More than three hundred activists took to Times Square Sunday and called on the country’s leaders to push for more gun control laws and measures following two mass shootings this weekend which claimed 29 lives.
The nonprofit group Gays Against Guns led the peaceful demonstration in midtown. Organizers said they were fed up with the empty rhetoric from Washington after every mass casualty incident and want immediate action. Lou Markert, a Gays Against Guns organizer from the Upper West Side, said even in New York, no one is safe while the current laws allow for the proliferation of guns.
“Gun violence is like a virus and anyone can smuggle an AK-47 anywhere,” he said.
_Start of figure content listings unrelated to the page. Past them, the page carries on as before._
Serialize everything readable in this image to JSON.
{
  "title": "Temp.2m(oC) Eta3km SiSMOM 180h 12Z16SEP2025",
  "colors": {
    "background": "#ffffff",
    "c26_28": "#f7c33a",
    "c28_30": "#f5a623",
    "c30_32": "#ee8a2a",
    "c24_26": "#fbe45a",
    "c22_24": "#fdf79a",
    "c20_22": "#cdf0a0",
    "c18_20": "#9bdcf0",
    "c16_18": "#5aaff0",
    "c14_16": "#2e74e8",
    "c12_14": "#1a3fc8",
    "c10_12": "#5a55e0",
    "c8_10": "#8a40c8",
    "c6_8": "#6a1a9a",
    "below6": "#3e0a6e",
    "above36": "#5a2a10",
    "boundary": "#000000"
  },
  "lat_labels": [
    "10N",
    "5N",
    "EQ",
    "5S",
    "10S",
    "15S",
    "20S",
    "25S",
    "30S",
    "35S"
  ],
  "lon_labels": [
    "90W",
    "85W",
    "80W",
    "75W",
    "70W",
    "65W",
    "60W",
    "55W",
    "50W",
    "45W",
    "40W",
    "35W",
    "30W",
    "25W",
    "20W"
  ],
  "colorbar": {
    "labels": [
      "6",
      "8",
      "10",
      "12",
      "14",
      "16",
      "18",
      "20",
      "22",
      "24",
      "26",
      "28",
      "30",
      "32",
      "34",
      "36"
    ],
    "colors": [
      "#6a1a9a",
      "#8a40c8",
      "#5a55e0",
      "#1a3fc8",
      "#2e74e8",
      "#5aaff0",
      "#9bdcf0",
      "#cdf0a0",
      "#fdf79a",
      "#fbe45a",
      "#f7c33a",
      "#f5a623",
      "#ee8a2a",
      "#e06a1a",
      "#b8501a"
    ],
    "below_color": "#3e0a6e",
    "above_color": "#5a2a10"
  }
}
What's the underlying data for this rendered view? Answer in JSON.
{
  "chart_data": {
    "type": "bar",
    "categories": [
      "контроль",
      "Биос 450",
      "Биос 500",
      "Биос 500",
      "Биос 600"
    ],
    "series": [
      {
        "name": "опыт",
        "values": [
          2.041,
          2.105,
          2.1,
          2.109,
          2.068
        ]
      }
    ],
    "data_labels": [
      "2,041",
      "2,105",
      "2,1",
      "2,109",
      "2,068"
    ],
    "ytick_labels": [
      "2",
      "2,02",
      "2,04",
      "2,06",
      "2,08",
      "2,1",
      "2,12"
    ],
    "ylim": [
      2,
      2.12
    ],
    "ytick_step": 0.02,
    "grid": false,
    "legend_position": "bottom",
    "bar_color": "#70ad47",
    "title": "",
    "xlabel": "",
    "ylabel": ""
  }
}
Organizers began at the steps of the New York Public Library waving homemade signs that read “Gun violence is preventable” and “NRA sashay away.” One poster listed locations of the most recent mass shooting incidents along with the number of people killed at each. Some of the rally members dressed in white clothing with veils and held a photo of a victim of a mass shooting.
The group marched toward Times Square chanting several sayings including “How many more have to die,” as pedestrians and tourists silently looked on. A few onlookers joined the march.
Virginia Vitzthum, a Gays against Guns volunteer from Midwood, called out President Donald Trump and the congressional leaders who have repeatedly blocked proposals to limit the sale of firearms over the past couple of years. She urged the crowd to continue fighting and cited several examples of change, including New Zealand, which passed gun control measures immediately after a March shooting.
“It is so much easier to fall in despair, but it is so much better to join together,” she said.